Across my years of studying race and culture in academic and psychological spaces, I have learned that: 1) words matter and 2) words will change. How we talk about social identities will change over time. We need to redefine and evolve our language to fit the changes we want to see in the world as well as address and label the current problems that we are seeing.
When I encounter the term cultural humility when training providers, I always pause for a moment. I’m worried I’m going to waste everyone’s time & attention getting stuck in arguing the semantics of language rather than actually help people make changes that will improve their care and their self-knowledge.
I was in graduate school when the concept of cultural humility was beginning to become popular. We were shifting from the term multiculturally competent towards cultural humility (removing the addressing the unnecessary need to prove plurality in “multi” and challenging the impossibility of “competence” when it comes to understanding culture). I expect the terms will continue to evolve to how we address equity and social oppression in healthcare (and beyond).

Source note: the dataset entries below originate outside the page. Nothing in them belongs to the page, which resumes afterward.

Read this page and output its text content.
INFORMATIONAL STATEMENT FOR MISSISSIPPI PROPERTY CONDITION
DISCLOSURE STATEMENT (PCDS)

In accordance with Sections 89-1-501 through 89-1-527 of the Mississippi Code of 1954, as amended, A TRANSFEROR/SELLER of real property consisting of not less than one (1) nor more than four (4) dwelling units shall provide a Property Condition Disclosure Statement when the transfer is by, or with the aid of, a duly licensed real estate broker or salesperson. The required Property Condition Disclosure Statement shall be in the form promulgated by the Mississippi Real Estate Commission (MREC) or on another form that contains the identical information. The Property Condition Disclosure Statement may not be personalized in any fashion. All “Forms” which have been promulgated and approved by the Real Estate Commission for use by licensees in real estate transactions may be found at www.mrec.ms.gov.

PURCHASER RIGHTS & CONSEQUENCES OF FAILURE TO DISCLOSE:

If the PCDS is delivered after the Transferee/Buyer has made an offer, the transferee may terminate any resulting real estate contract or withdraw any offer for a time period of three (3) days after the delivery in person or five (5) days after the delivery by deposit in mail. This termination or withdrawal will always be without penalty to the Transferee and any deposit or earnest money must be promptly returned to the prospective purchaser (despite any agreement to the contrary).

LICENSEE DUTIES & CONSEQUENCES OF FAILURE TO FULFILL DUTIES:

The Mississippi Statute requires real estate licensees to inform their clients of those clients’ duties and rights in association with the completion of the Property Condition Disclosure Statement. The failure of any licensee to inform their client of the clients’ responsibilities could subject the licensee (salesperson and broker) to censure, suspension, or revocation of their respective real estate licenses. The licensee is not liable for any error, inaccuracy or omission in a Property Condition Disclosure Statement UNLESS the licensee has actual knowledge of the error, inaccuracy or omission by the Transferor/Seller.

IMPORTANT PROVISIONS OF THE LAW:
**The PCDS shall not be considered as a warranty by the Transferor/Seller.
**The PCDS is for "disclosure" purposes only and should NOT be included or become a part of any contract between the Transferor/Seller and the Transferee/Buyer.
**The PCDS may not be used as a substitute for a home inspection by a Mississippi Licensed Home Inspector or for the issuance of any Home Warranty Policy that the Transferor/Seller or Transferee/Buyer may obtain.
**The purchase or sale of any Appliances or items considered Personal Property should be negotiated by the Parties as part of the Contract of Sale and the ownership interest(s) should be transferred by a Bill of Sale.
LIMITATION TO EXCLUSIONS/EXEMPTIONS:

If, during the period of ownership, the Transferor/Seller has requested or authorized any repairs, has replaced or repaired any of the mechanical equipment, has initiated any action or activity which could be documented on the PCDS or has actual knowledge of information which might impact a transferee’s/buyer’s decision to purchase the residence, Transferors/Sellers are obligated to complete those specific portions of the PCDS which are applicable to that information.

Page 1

But, I do keep getting stuck on humility. I realize the true definition of cultural humility is powerful and much more complicated than at first glance. Cultural humility is a term developed by Dr. Melanie Tervalon and Dr. Jann Murray-Garcia, derived from their experiences working in the medical field.
The term refers to a committed practice of learning and self-examination in order to address privilege, power, and oppressive dynamics evident in provider-patient relationships. Practicing cultural humility across your years as a practitioner is a worthy endeavor, and much more challenging as it sounds.
So, why do I still get tripped up?
One of the first definitions of humility that comes up in a web search is “having a low or modest view of oneself” which I think can be a bit dangerous in the space of culture and race and the way that Whiteness works.
One of my biggest concerns with White healthcare providers (and many other professionals) is that they 1) may not understand they too have a race and 2) tend to not take responsibility of their power and privilege in their encounters with clients/patients. We need to understand what it means to have this area in our life so underdeveloped (especially in our professional roles) and how to grow our racial identity.
Sometimes I feel as though the term humility is ripe for Whiteness to devour. I worry “humility” justifies White providers remaining passive, asking clients/patients to teach us about their culture, or worse, asking clients/patients to teach us about our own privilege and power.
Of course, the true concept of cultural humility does not support White professionals to remain passive in the process of self-reflection and the development of critical consciousness. And possibly, Whiteness will always find a way to hide the privilege and power dynamics no matter the terms we use.
But, what terms would I want to add into the mix?
Maybe privilege-responsible? Power-accountable? Actively reflecting on privilege and power into healthcare encounters?
Nope, still working on it. Of course, I like the term racially responsive quite a lot.
My goal for White healthcare providers would be to notice your yearning to rest in the space the term humility seems to offer.
What can we do to take the passivity out of humility?
How can we take our power and privilege seriously in the context of providing quality care?